Really?  As against horrific brutality elsewhere, home ownership rates in America are human rights issues?  With what are we truly dissatisfied?  Must the gap be zero to achieve true “human rights”?  Did the foregoing paragraph say anything whatever about genuine “human rights”?

“Human rights” in this narrative have nothing to do with equal opportunity, and everything to do with equal results.  The report tells us that DOJ and EEOC have “reinvigorated efforts” to enforce civil rights laws, and that DOJ is particularly concerned to enforce “disparate impact” regulations:

I urge you to remember that the federal agencies serve an especially critical role in enforcing the Title VI disparate impact regulations. This is because the Supreme Court has held that victims of disparate impact discrimination have no private right of action to enforce these regulations. Alexander v. Sandoval, 121 S. Ct. 1511 (2001). Victims can only turn to the administrative complaint process and, therefore, agencies must be particularly vigilant in ensuring strong enforcement in this area.

In sum, disparate impact — mere difference in numbers between whites and minorities — gives rise to neither legal nor constitutional right, much less any “human right.”  Yet our report to the world on “human rights” signals our determination to ferret out and fight any “victim of disparate impact.”  This is a trivialization of human rights.

On home ownership in particular, our “human rights” report is absurd.  “We are not satisfied when fewer than half of African-American and Hispanic families own homes while three quarters of white families do.”  And then: “Following the recent economic crisis, the issue of predatory lending, and particularly discriminatory lending, is an area of enforcement focus. The recession in the United States was fueled largely by a housing crisis, which coincided with some discriminatory lending practices.

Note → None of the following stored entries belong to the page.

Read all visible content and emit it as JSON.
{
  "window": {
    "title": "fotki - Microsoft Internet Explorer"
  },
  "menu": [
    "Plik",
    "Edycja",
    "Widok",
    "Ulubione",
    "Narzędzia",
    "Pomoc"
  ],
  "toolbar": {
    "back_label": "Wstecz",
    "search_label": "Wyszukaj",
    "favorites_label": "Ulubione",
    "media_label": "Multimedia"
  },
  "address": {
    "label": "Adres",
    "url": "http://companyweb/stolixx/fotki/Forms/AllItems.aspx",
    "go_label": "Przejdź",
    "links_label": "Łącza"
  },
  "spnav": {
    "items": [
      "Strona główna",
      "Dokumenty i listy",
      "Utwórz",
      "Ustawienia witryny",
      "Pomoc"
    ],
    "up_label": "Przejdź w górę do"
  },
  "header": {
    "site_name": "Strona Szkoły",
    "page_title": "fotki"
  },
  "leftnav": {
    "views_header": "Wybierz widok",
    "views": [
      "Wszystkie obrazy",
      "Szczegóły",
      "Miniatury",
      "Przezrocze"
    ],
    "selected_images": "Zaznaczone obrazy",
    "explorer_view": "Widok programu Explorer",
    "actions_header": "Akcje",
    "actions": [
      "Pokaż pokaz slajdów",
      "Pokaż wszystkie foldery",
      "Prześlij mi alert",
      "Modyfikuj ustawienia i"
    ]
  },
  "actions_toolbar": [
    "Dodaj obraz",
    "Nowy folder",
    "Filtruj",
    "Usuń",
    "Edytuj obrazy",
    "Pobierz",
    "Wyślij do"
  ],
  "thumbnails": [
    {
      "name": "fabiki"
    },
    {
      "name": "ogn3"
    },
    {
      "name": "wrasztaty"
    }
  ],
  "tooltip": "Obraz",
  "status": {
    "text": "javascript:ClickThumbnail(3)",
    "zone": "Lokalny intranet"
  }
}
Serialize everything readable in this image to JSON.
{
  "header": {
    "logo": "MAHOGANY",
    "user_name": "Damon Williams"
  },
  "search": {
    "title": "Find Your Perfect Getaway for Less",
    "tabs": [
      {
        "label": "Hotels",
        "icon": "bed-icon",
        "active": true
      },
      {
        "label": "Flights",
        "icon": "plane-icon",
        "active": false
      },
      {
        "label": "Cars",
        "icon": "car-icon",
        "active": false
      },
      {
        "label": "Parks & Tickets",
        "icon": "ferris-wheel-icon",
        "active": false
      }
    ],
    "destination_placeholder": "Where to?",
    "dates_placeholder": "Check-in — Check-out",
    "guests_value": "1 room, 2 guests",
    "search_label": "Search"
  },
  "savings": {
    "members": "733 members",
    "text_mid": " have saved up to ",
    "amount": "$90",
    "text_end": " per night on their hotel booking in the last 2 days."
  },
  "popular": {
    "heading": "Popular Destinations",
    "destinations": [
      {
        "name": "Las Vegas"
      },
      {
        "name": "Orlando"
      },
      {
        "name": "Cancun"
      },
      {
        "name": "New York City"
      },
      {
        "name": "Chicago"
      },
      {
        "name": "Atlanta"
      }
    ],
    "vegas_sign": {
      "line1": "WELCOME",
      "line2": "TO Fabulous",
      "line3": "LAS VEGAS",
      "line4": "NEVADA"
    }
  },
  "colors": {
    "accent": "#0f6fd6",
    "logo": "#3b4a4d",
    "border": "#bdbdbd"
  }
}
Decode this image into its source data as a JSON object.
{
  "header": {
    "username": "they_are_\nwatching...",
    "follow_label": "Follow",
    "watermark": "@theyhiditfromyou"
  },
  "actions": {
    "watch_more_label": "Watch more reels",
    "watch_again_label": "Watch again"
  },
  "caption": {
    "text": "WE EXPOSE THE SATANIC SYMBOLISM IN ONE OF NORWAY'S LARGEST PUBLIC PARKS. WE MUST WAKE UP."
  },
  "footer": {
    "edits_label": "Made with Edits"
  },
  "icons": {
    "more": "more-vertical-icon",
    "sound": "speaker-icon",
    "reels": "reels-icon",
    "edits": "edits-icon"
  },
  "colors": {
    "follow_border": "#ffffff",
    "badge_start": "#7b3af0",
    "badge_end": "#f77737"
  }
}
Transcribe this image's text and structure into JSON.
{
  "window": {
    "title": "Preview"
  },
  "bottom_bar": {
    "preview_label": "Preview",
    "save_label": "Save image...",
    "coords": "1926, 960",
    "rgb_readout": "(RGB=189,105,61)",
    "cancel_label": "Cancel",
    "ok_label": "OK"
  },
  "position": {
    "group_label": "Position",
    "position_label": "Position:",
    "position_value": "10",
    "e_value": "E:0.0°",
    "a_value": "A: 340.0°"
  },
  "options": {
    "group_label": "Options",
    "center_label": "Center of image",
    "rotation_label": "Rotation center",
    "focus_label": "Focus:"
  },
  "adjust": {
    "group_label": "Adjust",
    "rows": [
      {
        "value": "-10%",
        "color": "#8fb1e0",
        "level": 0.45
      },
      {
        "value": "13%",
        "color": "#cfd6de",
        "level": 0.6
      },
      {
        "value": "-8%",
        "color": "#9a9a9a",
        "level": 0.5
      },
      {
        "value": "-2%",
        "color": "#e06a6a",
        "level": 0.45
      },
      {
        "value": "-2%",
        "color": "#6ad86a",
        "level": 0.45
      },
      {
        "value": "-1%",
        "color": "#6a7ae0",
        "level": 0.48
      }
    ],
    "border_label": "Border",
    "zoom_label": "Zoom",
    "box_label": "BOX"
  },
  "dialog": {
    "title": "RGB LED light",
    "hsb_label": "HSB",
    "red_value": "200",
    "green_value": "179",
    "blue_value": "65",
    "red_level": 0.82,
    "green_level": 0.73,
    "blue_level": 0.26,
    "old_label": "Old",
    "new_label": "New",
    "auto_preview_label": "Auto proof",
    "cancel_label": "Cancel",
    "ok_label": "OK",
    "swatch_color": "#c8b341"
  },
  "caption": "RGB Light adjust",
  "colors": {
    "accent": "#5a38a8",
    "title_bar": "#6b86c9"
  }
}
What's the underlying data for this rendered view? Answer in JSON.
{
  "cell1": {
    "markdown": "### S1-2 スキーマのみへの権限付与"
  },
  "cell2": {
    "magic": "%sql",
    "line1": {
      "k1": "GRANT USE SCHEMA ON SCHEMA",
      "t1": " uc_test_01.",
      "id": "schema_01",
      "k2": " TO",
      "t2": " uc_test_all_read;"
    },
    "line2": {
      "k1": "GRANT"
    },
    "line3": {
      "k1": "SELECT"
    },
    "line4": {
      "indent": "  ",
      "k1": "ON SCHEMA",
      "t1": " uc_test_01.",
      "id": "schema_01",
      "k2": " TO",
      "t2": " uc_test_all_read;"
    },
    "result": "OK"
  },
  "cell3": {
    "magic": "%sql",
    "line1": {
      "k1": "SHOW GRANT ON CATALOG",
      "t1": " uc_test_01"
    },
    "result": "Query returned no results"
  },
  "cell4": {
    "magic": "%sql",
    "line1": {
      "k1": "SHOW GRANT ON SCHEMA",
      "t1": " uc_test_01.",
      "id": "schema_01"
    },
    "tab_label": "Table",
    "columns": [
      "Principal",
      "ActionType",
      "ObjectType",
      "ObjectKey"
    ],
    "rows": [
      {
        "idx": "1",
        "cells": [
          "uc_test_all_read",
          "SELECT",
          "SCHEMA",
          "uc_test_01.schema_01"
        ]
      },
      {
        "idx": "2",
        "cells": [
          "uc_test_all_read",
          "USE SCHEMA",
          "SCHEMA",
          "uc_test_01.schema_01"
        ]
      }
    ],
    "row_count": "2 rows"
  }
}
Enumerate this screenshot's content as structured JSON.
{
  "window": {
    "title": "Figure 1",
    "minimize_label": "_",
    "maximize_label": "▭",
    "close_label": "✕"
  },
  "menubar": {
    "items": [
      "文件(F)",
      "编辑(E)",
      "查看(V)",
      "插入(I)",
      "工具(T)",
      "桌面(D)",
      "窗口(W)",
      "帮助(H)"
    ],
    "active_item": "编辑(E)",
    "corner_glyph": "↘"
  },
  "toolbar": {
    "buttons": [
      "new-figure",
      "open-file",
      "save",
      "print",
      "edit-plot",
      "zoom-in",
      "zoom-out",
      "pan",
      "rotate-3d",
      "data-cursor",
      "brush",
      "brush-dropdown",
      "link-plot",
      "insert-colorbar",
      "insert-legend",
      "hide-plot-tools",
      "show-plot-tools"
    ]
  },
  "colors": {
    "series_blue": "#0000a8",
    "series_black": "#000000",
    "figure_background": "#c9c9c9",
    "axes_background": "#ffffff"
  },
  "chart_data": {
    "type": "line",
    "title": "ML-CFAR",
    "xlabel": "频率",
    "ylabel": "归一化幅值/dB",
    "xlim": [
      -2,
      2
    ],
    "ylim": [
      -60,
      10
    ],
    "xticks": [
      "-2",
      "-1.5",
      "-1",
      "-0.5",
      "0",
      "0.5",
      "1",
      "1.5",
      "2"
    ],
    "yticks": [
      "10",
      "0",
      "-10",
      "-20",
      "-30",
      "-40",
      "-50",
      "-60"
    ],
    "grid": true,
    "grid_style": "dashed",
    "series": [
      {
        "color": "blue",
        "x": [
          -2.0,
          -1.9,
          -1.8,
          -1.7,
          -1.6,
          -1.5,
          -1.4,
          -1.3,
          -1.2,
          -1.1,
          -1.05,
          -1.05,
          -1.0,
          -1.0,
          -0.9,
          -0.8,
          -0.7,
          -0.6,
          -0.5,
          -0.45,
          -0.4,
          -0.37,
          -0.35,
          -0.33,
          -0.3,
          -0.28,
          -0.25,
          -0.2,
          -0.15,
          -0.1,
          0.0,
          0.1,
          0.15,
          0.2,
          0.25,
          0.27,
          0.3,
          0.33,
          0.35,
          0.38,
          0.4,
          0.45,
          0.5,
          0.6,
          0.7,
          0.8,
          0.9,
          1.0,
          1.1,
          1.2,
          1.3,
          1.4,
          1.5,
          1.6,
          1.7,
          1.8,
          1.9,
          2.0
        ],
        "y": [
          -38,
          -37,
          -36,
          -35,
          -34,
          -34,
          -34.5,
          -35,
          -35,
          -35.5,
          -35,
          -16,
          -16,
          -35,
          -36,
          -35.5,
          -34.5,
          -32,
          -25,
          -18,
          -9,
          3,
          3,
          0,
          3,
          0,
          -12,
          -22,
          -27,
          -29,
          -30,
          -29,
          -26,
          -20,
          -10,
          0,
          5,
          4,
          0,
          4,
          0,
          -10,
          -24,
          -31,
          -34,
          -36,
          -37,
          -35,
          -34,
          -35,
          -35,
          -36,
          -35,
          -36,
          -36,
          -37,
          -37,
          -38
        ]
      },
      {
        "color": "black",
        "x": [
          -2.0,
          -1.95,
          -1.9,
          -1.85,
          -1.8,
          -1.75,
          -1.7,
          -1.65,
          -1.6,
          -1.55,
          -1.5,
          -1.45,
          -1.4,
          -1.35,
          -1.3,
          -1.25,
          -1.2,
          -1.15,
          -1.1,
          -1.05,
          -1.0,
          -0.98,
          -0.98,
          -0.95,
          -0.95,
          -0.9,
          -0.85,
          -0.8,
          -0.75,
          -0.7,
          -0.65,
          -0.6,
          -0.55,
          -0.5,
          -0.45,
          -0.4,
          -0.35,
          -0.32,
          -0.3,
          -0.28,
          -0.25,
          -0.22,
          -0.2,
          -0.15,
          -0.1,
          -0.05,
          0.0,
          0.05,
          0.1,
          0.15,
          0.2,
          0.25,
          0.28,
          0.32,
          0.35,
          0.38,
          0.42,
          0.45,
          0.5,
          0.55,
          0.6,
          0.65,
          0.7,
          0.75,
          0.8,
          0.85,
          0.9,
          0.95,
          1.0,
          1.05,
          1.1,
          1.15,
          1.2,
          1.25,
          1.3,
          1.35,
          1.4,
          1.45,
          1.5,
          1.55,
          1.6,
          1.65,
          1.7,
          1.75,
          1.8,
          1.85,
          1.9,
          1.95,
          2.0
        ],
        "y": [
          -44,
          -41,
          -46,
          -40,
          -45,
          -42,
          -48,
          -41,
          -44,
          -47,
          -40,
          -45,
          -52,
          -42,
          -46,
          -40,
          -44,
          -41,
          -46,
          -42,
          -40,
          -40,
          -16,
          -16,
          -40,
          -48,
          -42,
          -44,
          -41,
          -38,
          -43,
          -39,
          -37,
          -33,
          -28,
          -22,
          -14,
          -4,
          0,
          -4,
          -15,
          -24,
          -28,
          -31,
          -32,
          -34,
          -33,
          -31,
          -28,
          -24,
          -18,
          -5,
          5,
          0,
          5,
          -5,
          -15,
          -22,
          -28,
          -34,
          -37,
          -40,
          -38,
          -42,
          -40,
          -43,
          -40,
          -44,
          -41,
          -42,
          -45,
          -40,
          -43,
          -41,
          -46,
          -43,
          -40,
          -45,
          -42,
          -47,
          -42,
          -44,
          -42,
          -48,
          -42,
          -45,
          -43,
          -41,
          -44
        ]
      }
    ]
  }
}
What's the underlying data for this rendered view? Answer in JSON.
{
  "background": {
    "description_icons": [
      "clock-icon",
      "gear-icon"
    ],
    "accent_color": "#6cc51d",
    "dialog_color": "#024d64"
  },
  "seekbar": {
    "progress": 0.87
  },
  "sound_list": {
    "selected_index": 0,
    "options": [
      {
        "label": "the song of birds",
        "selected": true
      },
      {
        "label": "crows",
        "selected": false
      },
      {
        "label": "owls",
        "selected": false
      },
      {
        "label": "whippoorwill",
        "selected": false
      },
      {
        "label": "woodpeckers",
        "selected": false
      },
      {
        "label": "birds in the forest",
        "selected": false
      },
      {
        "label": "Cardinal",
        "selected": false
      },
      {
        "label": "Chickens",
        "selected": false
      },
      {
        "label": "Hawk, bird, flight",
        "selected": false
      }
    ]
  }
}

The subsequent foreclosure crisis has disproportionately affected communities of color.”

So the federal government, and its surrogates Fannie Mae and Freddie Mac, zealously propelled minority mortgages in the interest of closing that home ownership “human rights” gap — and then when the bubble burst, the “disproportionate impact” on “communities of color” is also a “human rights” issue, and “the federal government has focused resources and efforts to determine whether and where discrimination took place.”

Stupid.  And I emphasize stupid because whatever your take on the subprime mortgage crisis, its characterization in America’s “human rights” report to the international community as a “human rights” issue is indisputably stupid.

  • “A recent Arizona law, S.B. 1070, has generated significant attention and debate at home and around the world. The issue is being addressed in a court action that argues that the federal government has the authority to set and enforce immigration law. That action is ongoing; parts of the law are currently enjoined.”

Really?  By fully democratic processes, Arizona enacts an overwhelmingly popular — inside and outside Arizona — immigration law, and yet the administration considers it a “human rights” concern reportable to the United Nations?  Even if S.B. 1070 were remotely a human rights concern — and it is not — reporting a state law that merely adds state manpower to federal law, to the United Nations as a “human rights” issue is sophomoric.

The administration’s sanctimony about its domestic “human rights” agenda might be bearable if it had actively promoted actual human rights anywhere else on the globe.  But, to the great sadness of human rights activists, the President has been steadfastly silent about Iran, about Burma, about Zimbabwe, about Congo, and about Sudan — all golden opportunities to recognize actual human beings suffering actual torments, and thus to give critical content to “human rights.”

The phrase means nothing of consequence now.  Similarly, therefore, our report to the United Nations.

Kendrick MacDowell is a lawyer and writer in Washington, D.C.